Sirius XM Radio Second-Quarter Profit, Subs Jump
NEW YORK - Sirius XM Radio on Tuesday reported a stronger second-quarter profit amid higher revenue and lower loss on debt extinguishment. The company also boosted its full-year subscriber growth target, once again signaled that it will raise its prices in 2012 and said it will also explore shareholder rewards, particularly stock buybacks, next year.
But management during a conference call didn't comment on the status of a legal dispute with Sirius star Howard Stern who earlier this year filed a lawsuit accusing the company of stiffing him on stock options.
The satellite radio company's quarterly profit of $173.3 million exceeded Wall Street expectations and compared with a profit of $15.3 million in the year-ago period. Revenue rose 6 percent to $744 million.
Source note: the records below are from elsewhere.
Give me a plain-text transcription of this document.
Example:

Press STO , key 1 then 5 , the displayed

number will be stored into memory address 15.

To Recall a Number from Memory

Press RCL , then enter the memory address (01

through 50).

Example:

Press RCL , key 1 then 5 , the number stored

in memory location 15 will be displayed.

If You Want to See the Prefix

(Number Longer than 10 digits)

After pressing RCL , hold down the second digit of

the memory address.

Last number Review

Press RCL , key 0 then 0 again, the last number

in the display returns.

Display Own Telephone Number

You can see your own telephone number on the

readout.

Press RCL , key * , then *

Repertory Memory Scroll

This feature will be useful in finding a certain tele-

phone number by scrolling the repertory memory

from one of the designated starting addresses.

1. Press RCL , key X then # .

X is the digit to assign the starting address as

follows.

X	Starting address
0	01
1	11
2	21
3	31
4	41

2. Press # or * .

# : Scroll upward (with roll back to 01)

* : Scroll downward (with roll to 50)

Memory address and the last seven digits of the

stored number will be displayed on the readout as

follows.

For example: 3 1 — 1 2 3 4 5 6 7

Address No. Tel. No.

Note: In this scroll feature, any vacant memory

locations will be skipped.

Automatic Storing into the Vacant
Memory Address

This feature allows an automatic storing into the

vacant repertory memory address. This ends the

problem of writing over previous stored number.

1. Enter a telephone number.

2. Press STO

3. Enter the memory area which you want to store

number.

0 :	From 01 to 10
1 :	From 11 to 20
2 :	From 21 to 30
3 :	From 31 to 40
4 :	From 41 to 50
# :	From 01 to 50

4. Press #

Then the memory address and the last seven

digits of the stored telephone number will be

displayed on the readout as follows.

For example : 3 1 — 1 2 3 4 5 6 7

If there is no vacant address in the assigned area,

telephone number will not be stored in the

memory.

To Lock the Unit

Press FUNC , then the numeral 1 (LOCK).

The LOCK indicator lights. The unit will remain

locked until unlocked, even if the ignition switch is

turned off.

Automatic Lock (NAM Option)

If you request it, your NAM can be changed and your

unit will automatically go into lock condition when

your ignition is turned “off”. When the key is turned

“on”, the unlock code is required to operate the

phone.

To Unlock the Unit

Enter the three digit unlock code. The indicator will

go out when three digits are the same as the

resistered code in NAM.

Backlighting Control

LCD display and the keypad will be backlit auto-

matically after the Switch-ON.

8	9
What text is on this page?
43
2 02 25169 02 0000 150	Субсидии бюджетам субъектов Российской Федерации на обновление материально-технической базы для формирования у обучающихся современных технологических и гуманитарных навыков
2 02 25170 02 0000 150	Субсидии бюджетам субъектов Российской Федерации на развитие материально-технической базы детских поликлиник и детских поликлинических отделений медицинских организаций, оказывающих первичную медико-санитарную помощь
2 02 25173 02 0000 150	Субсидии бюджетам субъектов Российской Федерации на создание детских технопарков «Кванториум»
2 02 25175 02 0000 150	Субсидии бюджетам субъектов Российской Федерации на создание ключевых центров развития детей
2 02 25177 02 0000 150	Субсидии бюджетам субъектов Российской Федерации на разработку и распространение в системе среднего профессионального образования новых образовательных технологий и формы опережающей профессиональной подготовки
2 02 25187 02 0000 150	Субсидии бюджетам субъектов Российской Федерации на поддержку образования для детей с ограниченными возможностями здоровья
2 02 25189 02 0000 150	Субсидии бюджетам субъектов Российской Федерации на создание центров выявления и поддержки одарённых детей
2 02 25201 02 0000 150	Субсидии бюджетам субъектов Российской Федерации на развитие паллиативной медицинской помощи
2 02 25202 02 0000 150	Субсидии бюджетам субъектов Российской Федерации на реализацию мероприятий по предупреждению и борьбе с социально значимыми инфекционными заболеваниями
Sirius also said it added 452,147 net subscribers in the second quarter to end it with a total user base of slightly more than 21 million - an all-time high for the firm.
Based on its results, the company raised its full-year guidance, pushing its 2011 subscriber growth target up by 200,000 to 1.6 million. The firm had ended 2010 with about 20.2 million subscribers.
"With the excellent subscriber performance recorded in the first half of 2011, we are now confident that we will exceed our previously announced 1.4 million net subscriber addition guidance for 2011," president and CEO Mel Karmazin said in a statement. On a conference call, he highlighted that Sirius subscriber growth has actually been accelerating in "a very competitive market and a weak economy," showing that customers see real value in the firm's services.
Management on the call also said that the full impact on car sales from the earthquake in Japan is still not clear and that the U.S. economy remains sluggish, but Karmazin predicted more subscriber gains in 2012, accelerated revenue growth and better profit margins.
"We intend to drive future growth through innovations to our satellite and internet platforms, with the goal of better delivering our unparalleled content to our valued customers," he said. "We're also excited to launch a variety of additional new music and talk channels later this year."
Late last week, Sirius received a regulatory order that ensures the end of pricing restrictions the company has seen since the merger of Sirius and XM. Karmazin said the inability to increase prices despite an expanded content lineup has kept a lid on revenue and average revenue per user and signaled an early 2012 increase in the firm's base price.
Making his case, he said the company currently offers the "strongest content lineup ever" for satellite radio, but also highlighted that Sirius thanks to merger synergies this year has lower overall programming costs than last year. In a reference to other entertainment industry players, Karmazin pointed out that cable and satellite TV companies can not report such positive trends.
"Generally, when you raise prices that you tend to dampen demand," argued Sirius CFO David Frear. "We think that price increases make a lot of sense, given the programming we're delivering and given how long we've left the price unchanged."